Immer wieder hat sich der Landkreis um den ca. 250 Jahre alten Baum gekümmert. Erst im Juni musste wieder ein großer, abgestorbener Ast festgestellt werden. Außerdem gab es Hinweise, dass der Baum bei Wind Geräusche erzeugt – bedingt durch den Riss am Stamm.

Massive Vorschäden

Die alte Linde steht unmittelbar an der Straße in der Nähe von Häusern. Sie hat zahlreiche Vorschäden. So befinden sich im und am Stammfuß eine offene Höhlung und zahlreiche Pilzfruchtkörper. Der Baum klingt auf zwei Drittel des Umfangs hohl und hat zwei Längsrisse, die zum Teil bis zum Kronenansatz reichen.

Angesichts dieser Problematik beauftragte der Landkreis ein Gutachterbüro, das die Verkehrssicherheit der Linde erneut untersuchte. Die Experten kamen zu einem abschlägigen Urteil und gehen von einer akuten Umsturzgefahr aus. Deshalb, so ihr Urteil, muss innerhalb von 3 bis 4 Wochen gehandelt werden. Möglich wären eine radikale Einkürzung, bei der ein Torso ohne Laub von bis 9 Metern erhalten bliebe, oder eine Fällung.

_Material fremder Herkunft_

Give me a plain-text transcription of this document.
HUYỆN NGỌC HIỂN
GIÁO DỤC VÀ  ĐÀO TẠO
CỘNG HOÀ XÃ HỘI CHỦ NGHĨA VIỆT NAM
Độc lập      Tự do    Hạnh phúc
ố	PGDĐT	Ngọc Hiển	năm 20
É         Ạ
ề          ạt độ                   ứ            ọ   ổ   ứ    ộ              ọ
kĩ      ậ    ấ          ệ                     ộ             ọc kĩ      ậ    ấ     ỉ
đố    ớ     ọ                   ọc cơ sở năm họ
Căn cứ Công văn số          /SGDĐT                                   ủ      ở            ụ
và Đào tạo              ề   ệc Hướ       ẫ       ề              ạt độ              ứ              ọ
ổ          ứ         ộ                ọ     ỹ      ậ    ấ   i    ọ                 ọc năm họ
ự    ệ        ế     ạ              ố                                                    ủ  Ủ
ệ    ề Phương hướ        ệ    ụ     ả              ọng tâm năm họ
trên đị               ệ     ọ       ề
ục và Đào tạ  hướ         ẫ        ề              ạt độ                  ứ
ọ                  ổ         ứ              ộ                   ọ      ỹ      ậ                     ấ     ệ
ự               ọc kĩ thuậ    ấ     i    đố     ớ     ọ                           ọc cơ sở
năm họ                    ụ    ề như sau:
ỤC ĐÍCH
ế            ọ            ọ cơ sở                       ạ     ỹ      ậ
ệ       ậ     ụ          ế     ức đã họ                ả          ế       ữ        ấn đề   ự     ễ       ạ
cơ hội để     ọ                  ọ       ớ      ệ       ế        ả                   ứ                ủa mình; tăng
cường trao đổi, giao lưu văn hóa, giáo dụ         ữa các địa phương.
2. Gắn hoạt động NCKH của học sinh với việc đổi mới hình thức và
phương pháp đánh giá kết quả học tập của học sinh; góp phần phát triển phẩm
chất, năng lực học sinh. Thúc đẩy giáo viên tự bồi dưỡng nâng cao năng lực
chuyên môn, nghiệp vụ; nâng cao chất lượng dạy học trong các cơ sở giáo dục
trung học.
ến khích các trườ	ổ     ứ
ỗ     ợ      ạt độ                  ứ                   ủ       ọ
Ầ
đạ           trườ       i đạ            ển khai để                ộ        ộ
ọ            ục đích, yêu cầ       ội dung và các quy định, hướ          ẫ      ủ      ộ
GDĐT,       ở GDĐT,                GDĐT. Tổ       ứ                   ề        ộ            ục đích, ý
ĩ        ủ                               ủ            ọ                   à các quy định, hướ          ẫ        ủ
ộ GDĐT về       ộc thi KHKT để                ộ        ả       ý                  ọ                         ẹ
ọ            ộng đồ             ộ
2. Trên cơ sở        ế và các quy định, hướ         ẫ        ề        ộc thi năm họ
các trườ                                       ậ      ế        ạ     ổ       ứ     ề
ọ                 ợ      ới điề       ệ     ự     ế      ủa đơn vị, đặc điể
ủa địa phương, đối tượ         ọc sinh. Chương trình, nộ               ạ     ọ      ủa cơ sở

Kurzfristiges Handeln ist unumgänglich

Beides kollidiert zeitlich mit den rechtlichen Regelungen des Artenschutzes (Paragraph 39 Bundesnaturschutzgesetz). Dennoch ist die kurzfristiges Handeln aus Gründen der Verkehrssicherheit notwendig. Eine entsprechende Maßnahme lässt sich aus fachlicher Sicht des Gutachterbüros nicht auf andere Weise und zu anderer Zeit durchführen.

Der Landkreis hat sich auf Grund des Standortes und der von der Linde ausgehenden akuten Gefahr für die Verkehrssicherheit für eine Fällung entschieden. Sie wird artenschutzrechtlich begleitet. Das Amt Dahme/Mark wird eine Fachfirma beauftragen.